Sağlık Bakanlığı’na Çağrımızdır: Bütün İhaleleri Durdurun

            Danıştay 13. Dairesi’nin verdiği kararlar ışığında, tespit edilen hukuka ve Anayasa’ya aykırılıklar nedeniyle yapılmış ve yapılması düşünülen bütün ihalelerin durdurulması gerekir.

            KÖO modelinin geniş toplum kesimlerine geri dönüşümsüz vereceği zararlar göz önüne alındığında toplum sağlığında derin yaralar açan bu projeden  AKP hükümeti  bir an önce vaz geçmelidir. Kanada’da ve İskoçya’da olduğu gibi Sağlık Bakanlığı’nın da Kamu Özel Ortaklığı adı altındaki bu yanlış yoldan bir an önce dönmesi için bizler Sağlık ve Sosyal Hizmet emekçileri sendikası olarak sonuna kadar mücadele edeceğiz. . Ülkemiz, İngiltere gibi zararı fark etmek için 20 yıl beklemek zorunda değildir. Hele hele  işsizliğin ve yoksulluğun her gün biraz daha  tırmandığı ülkemizde oldukça iştah kabartan sağlık alanının piyasalaştırılıp, satılmasıyla şirketleri zengin etmek için ayıracak kaynağımız hiç yoktur.

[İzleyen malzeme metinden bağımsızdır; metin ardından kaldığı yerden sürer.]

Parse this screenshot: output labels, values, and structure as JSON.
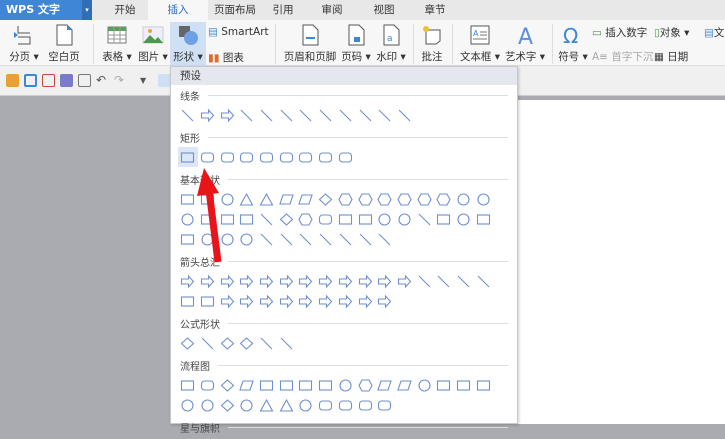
{
  "app": {
    "logo": "WPS 文字",
    "dropdown": "▾"
  },
  "tabs": [
    "开始",
    "插入",
    "页面布局",
    "引用",
    "审阅",
    "视图",
    "章节"
  ],
  "active_tab": "插入",
  "ribbon": {
    "page_break": "分页 ▾",
    "blank_page": "空白页 ▾",
    "table": "表格 ▾",
    "picture": "图片 ▾",
    "shape": "形状 ▾",
    "smartart": "SmartArt",
    "chart": "图表",
    "header_footer": "页眉和页脚",
    "page_number": "页码 ▾",
    "watermark": "水印 ▾",
    "comment": "批注",
    "textbox": "文本框 ▾",
    "wordart": "艺术字 ▾",
    "symbol": "符号 ▾",
    "insert_number": "插入数字",
    "object": "对象 ▾",
    "text_partial": "文",
    "drop_cap": "首字下沉",
    "date": "日期"
  },
  "menu": {
    "preset": "预设",
    "sections": [
      {
        "title": "线条",
        "shapes": [
          "line",
          "arrow",
          "double-arrow",
          "elbow",
          "elbow-arrow",
          "elbow-double-arrow",
          "curve",
          "curve-arrow",
          "curve-double-arrow",
          "s-curve",
          "freeform",
          "scribble"
        ]
      },
      {
        "title": "矩形",
        "shapes": [
          "rect",
          "rounded",
          "snip1",
          "snip2",
          "snip-diag",
          "snip-round",
          "round1",
          "round2",
          "round-diag"
        ]
      },
      {
        "title": "基本形状",
        "shapes": [
          "textbox",
          "rect",
          "circle",
          "triangle",
          "right-triangle",
          "parallelogram",
          "trapezoid",
          "diamond",
          "pentagon",
          "hexagon",
          "heptagon",
          "octagon",
          "decagon",
          "dodecagon",
          "pie",
          "chord",
          "teardrop",
          "frame",
          "half-frame",
          "l-shape",
          "diagonal",
          "plus",
          "octagon",
          "can",
          "cube",
          "bevel",
          "donut",
          "no-symbol",
          "arc",
          "folded",
          "smiley",
          "heart",
          "lightning",
          "sun",
          "moon",
          "cloud",
          "arc",
          "bracket-pair",
          "brace-pair",
          "left-bracket",
          "right-bracket",
          "left-brace",
          "right-brace"
        ]
      },
      {
        "title": "箭头总汇",
        "shapes": [
          "right-arrow",
          "left-arrow",
          "up-arrow",
          "down-arrow",
          "left-right-arrow",
          "up-down-arrow",
          "quad-arrow",
          "left-right-up-arrow",
          "bent-arrow",
          "u-turn",
          "left-up-arrow",
          "bent-up-arrow",
          "curved-right",
          "curved-left",
          "curved-up",
          "curved-down",
          "striped-right",
          "notched-right",
          "pentagon-arrow",
          "chevron",
          "right-callout",
          "left-callout",
          "up-callout",
          "down-callout",
          "lr-callout",
          "quad-callout",
          "circular-arrow"
        ]
      },
      {
        "title": "公式形状",
        "shapes": [
          "plus",
          "minus",
          "multiply",
          "divide",
          "equal",
          "not-equal"
        ]
      },
      {
        "title": "流程图",
        "shapes": [
          "rect",
          "rounded",
          "diamond",
          "parallelogram",
          "predefined",
          "internal",
          "document",
          "multidoc",
          "terminator",
          "preparation",
          "manual-input",
          "manual-op",
          "circle",
          "offpage",
          "card",
          "tape",
          "sum",
          "or",
          "collate",
          "sort",
          "merge",
          "extract",
          "stored",
          "delay",
          "magnetic",
          "direct",
          "display"
        ]
      },
      {
        "title": "星与旗帜",
        "shapes": []
      }
    ]
  },
  "colors": {
    "accent": "#3f86d6",
    "arrow": "#e8141a",
    "shape_stroke": "#6f8fce"
  }
}
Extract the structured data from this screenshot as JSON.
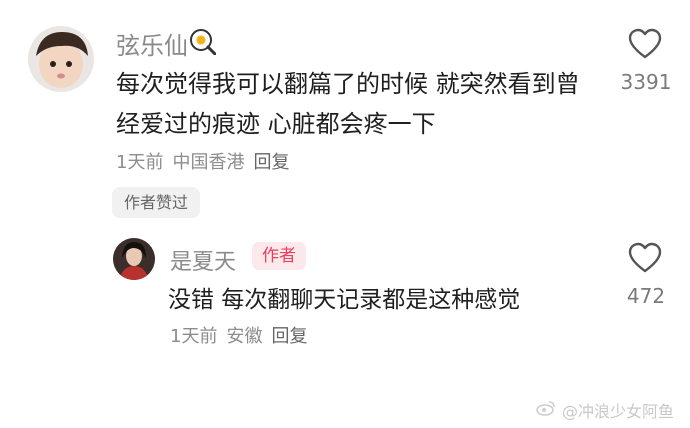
{
  "comments": [
    {
      "username": "弦乐仙",
      "username_icon": "frying-egg-icon",
      "text": "每次觉得我可以翻篇了的时候 就突然看到曾经爱过的痕迹 心脏都会疼一下",
      "time": "1天前",
      "location": "中国香港",
      "reply_label": "回复",
      "like_count": "3391",
      "author_liked_label": "作者赞过"
    },
    {
      "username": "是夏天",
      "badge": "作者",
      "text": "没错 每次翻聊天记录都是这种感觉",
      "time": "1天前",
      "location": "安徽",
      "reply_label": "回复",
      "like_count": "472"
    }
  ],
  "watermark": "@冲浪少女阿鱼",
  "colors": {
    "author_badge_bg": "#fde8ec",
    "author_badge_text": "#e8405d",
    "meta_text": "#8d8d8d",
    "body_text": "#1f1f1f"
  }
}
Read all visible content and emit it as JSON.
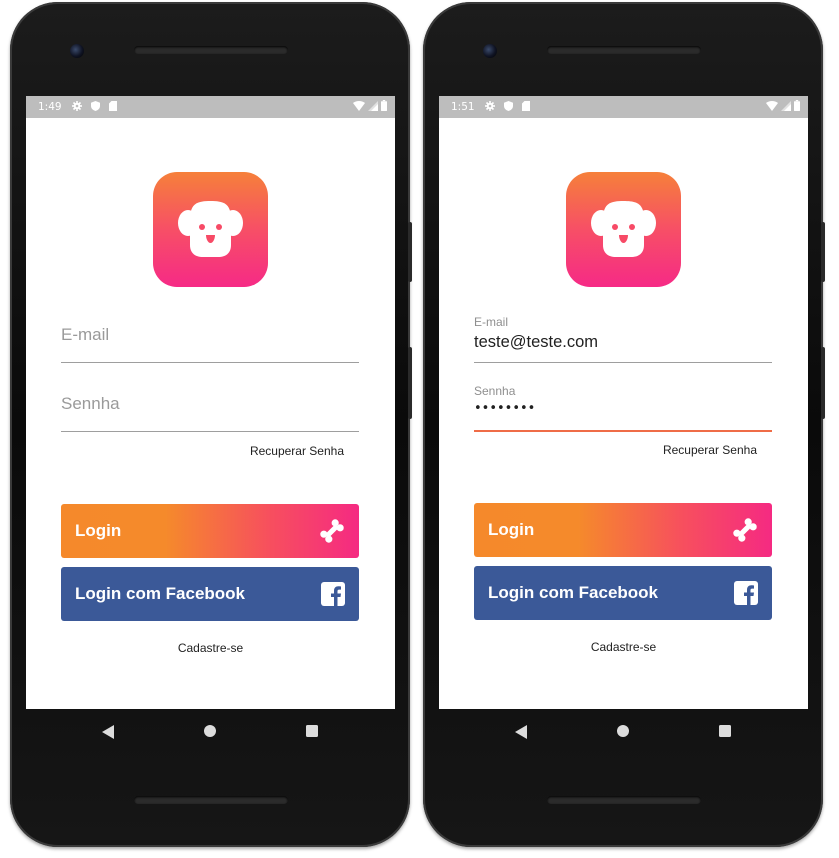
{
  "left": {
    "status_time": "1:49",
    "email_placeholder": "E-mail",
    "password_placeholder": "Sennha",
    "recover_label": "Recuperar Senha",
    "login_label": "Login",
    "facebook_label": "Login com Facebook",
    "signup_label": "Cadastre-se"
  },
  "right": {
    "status_time": "1:51",
    "email_label": "E-mail",
    "email_value": "teste@teste.com",
    "password_label": "Sennha",
    "password_masked": "••••••••",
    "recover_label": "Recuperar Senha",
    "login_label": "Login",
    "facebook_label": "Login com Facebook",
    "signup_label": "Cadastre-se"
  },
  "icons": {
    "logo": "dog-face-icon",
    "login": "bone-icon",
    "facebook": "facebook-icon",
    "status": [
      "settings-icon",
      "shield-icon",
      "sd-card-icon",
      "wifi-icon",
      "signal-icon",
      "battery-icon"
    ],
    "nav": [
      "back-icon",
      "home-icon",
      "recents-icon"
    ]
  },
  "colors": {
    "gradient_start": "#f5892b",
    "gradient_end": "#f52a82",
    "facebook_blue": "#3b5998",
    "focus_underline": "#ef6c47"
  }
}
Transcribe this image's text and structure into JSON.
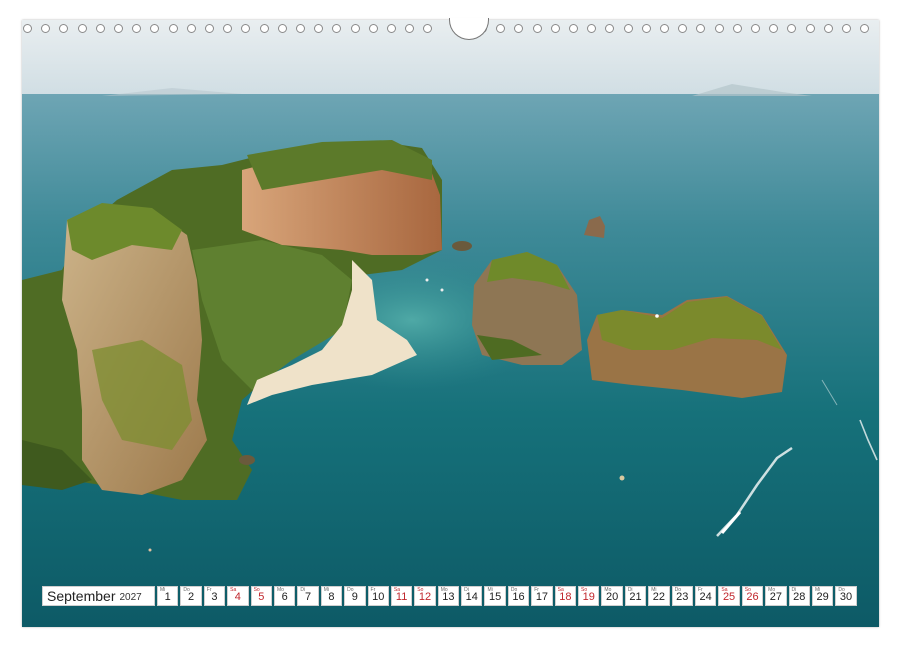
{
  "calendar": {
    "month": "September",
    "year": "2027",
    "days": [
      {
        "n": "1",
        "wd": "Mi",
        "weekend": false
      },
      {
        "n": "2",
        "wd": "Do",
        "weekend": false
      },
      {
        "n": "3",
        "wd": "Fr",
        "weekend": false
      },
      {
        "n": "4",
        "wd": "Sa",
        "weekend": true
      },
      {
        "n": "5",
        "wd": "So",
        "weekend": true
      },
      {
        "n": "6",
        "wd": "Mo",
        "weekend": false
      },
      {
        "n": "7",
        "wd": "Di",
        "weekend": false
      },
      {
        "n": "8",
        "wd": "Mi",
        "weekend": false
      },
      {
        "n": "9",
        "wd": "Do",
        "weekend": false
      },
      {
        "n": "10",
        "wd": "Fr",
        "weekend": false
      },
      {
        "n": "11",
        "wd": "Sa",
        "weekend": true
      },
      {
        "n": "12",
        "wd": "So",
        "weekend": true
      },
      {
        "n": "13",
        "wd": "Mo",
        "weekend": false
      },
      {
        "n": "14",
        "wd": "Di",
        "weekend": false
      },
      {
        "n": "15",
        "wd": "Mi",
        "weekend": false
      },
      {
        "n": "16",
        "wd": "Do",
        "weekend": false
      },
      {
        "n": "17",
        "wd": "Fr",
        "weekend": false
      },
      {
        "n": "18",
        "wd": "Sa",
        "weekend": true
      },
      {
        "n": "19",
        "wd": "So",
        "weekend": true
      },
      {
        "n": "20",
        "wd": "Mo",
        "weekend": false
      },
      {
        "n": "21",
        "wd": "Di",
        "weekend": false
      },
      {
        "n": "22",
        "wd": "Mi",
        "weekend": false
      },
      {
        "n": "23",
        "wd": "Do",
        "weekend": false
      },
      {
        "n": "24",
        "wd": "Fr",
        "weekend": false
      },
      {
        "n": "25",
        "wd": "Sa",
        "weekend": true
      },
      {
        "n": "26",
        "wd": "So",
        "weekend": true
      },
      {
        "n": "27",
        "wd": "Mo",
        "weekend": false
      },
      {
        "n": "28",
        "wd": "Di",
        "weekend": false
      },
      {
        "n": "29",
        "wd": "Mi",
        "weekend": false
      },
      {
        "n": "30",
        "wd": "Do",
        "weekend": false
      }
    ]
  },
  "colors": {
    "weekend": "#c0262c",
    "sea_deep": "#0f5f6c",
    "sea_shallow": "#3f9aa0",
    "sky": "#dfe8ec",
    "rock": "#b98a5a",
    "jungle": "#5e7a2a"
  },
  "photo": {
    "subject": "aerial-coastline-limestone-islands"
  }
}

            Ömrünü insan sağlığına adayan biz sağlık emekçileri halkımızın sağlığı ve ülkemizin aydınlık yarınları adına da bu soyguna dur diyeceğiz ve sağlık hakkımız için sorumluluğumuzu gerçekleştireceğiz.Kamunun tasfiye edilip, ülkenin tüm değerlerinin peşkeş çekilip, satışa çıkarılmasına izin vermeyeceğiz.

            Halkımızı da yanımıza olarak hastanelerimize sahip çıkacağımızı, ,iş güvenceli bir şekilde parasız, nitelikli, ulaşılabilir sağlığın kamu eliyle verilmesinin mümkün olduğunu biliyoruz. Hükümete sesleniyoruz. Burası ne fabrika, ne darphane.Burası hastane’ diyoruz.